As we read accounts of England before Whitfield, we understand that we do not live in the only times of darkness. God has overthrown wickedness many times in the past, and he has promised: “For the scepter of wickedness shall not rest upon the land of the righteous, So that the righteous will not put forth their hands to do wrong.” (Psalm 125:3.) God’s Word assures us that “The earth will be filled with the knowledge of the glory of the Lord, as the waters cover the sea.” (Habakkuk 2:14; Isaiah 11:9.)

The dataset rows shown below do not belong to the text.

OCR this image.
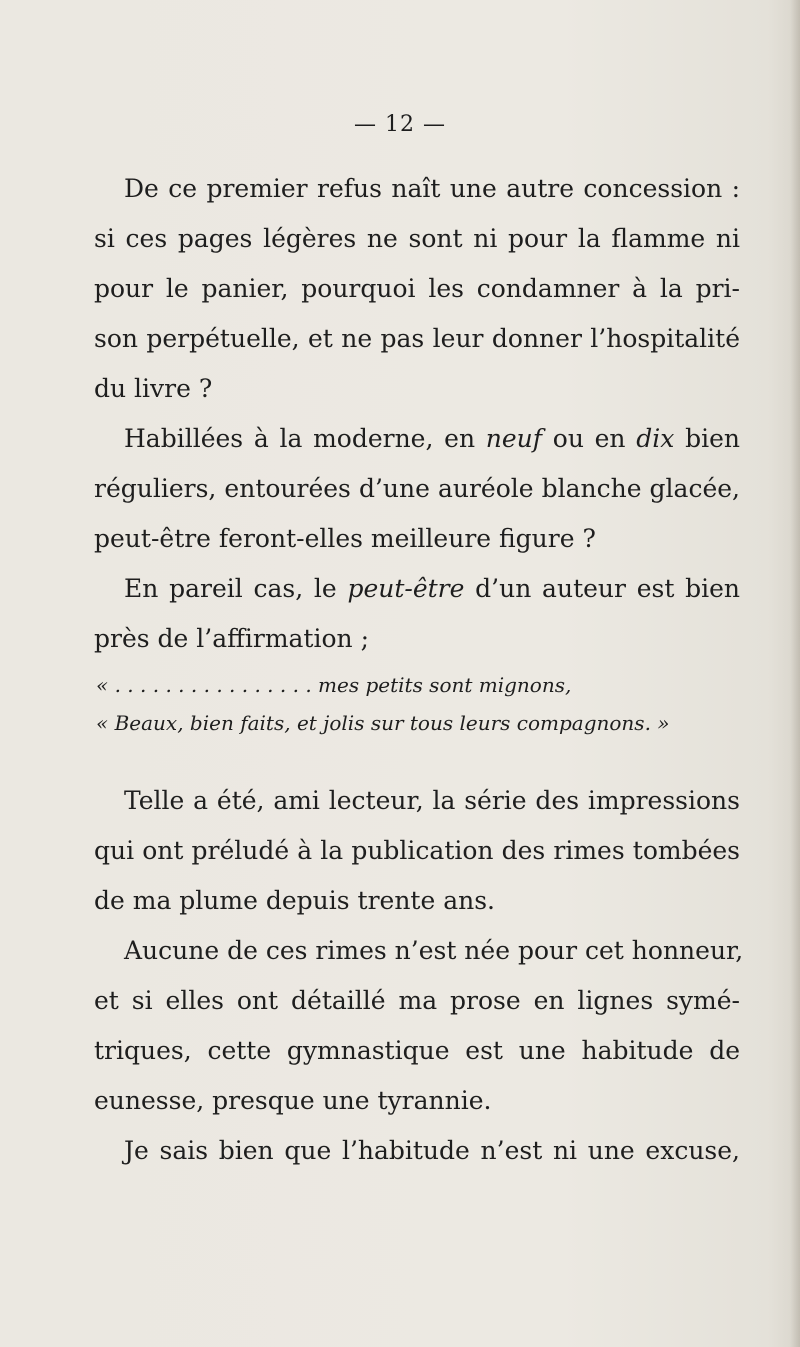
— 12 —
De ce premier refus naît une autre concession :
si ces pages légères ne sont ni pour la flamme ni
pour le panier, pourquoi les condamner à la pri-
son perpétuelle, et ne pas leur donner l’hospitalité
du livre ?
Habillées à la moderne, en neuf ou en dix bien
réguliers, entourées d’une auréole blanche glacée,
peut-être feront-elles meilleure figure ?
En pareil cas, le peut-être d’un auteur est bien
près de l’affirmation ;
« . . . . . . . . . . . . . . . . mes petits sont mignons,
« Beaux, bien faits, et jolis sur tous leurs compagnons. »
Telle a été, ami lecteur, la série des impressions
qui ont préludé à la publication des rimes tombées
de ma plume depuis trente ans.
Aucune de ces rimes n’est née pour cet honneur,
et si elles ont détaillé ma prose en lignes symé-
triques, cette gymnastique est une habitude de
eunesse, presque une tyrannie.
Je sais bien que l’habitude n’est ni une excuse,
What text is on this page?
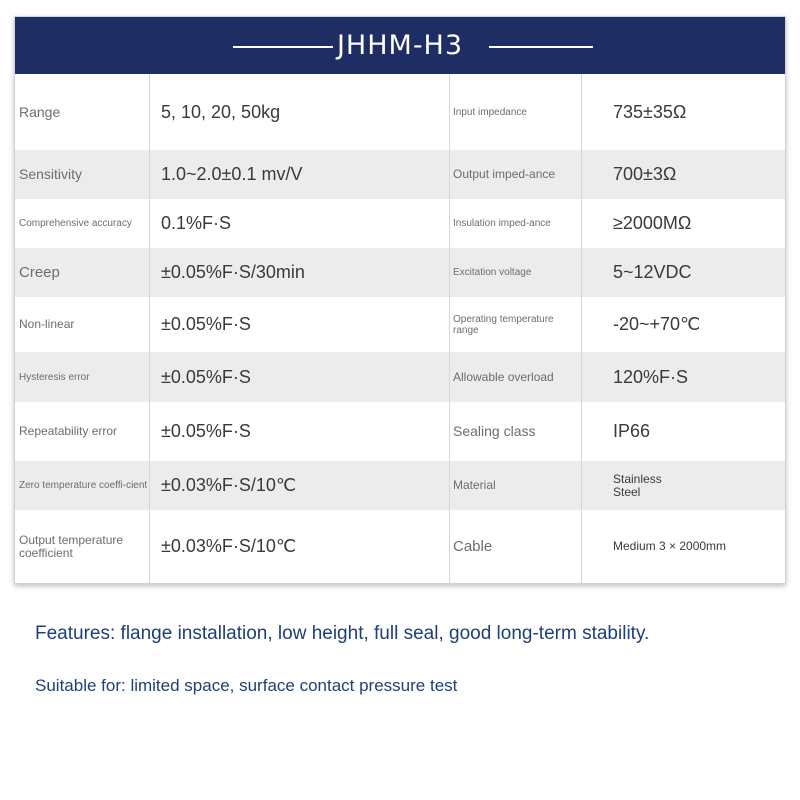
JHHM-H3
Range	5, 10, 20, 50kg	Input impedance	735±35Ω
Sensitivity	1.0~2.0±0.1 mv/V	Output imped-ance	700±3Ω
Comprehensive accuracy	0.1%F·S	Insulation imped-ance	≥2000MΩ
Creep	±0.05%F·S/30min	Excitation voltage	5~12VDC
Non-linear	±0.05%F·S	Operating temperature range	-20~+70℃
Hysteresis error	±0.05%F·S	Allowable overload	120%F·S
Repeatability error	±0.05%F·S	Sealing class	IP66
Zero temperature coeffi-cient ±0.03%F·S/10℃	Material	Stainless Steel
Output temperature coefficient	±0.03%F·S/10℃	Cable	Medium 3 × 2000mm
Features: flange installation, low height, full seal, good long-term stability.
Suitable for: limited space, surface contact pressure test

Insofar as we are not forced to violate God’s Law, we must obey the laws of our country. Were we to be drafted into its armed forces, we should serve, just as we would serve were we living in North Korea or Iran. And we will pray for the President, the Congress and the Judiciary, just as we would pray for the rulers in any other country where we were serving as a missionaries. But for me, whatever vestiges of jingoistic pride were left in me died on Thursday, and I am ashamed of America’s embracing the lifestyle of ancient Sodom. I am deeply grieved about the relatively near future for my children and grandchildren and for the sheep of Christ’s flock for which I must give an account. But I must not let my anger turn to sin, nor let the “sun go down upon (my) wrath.” (Ephesians 4:26.)Living in the United States in 2003, I must confess “I am a stranger . . . a sojourner like all my fathers.” (Psalm 39:12.) I must guard my heart here, in this latter day Babylon, “For here we do not have a lasting city, but we are seeking the city which is to come.” (Hebrews 13:14.)
There is hope for people who struggle with sexual sin, but that hope is realized only when people acknowledge that their behavior as sinful and seek God’s grace in Jesus Christ. There is no problem too big for him to handle or sin so bad that he will not forgive us if we turn from our sin to him.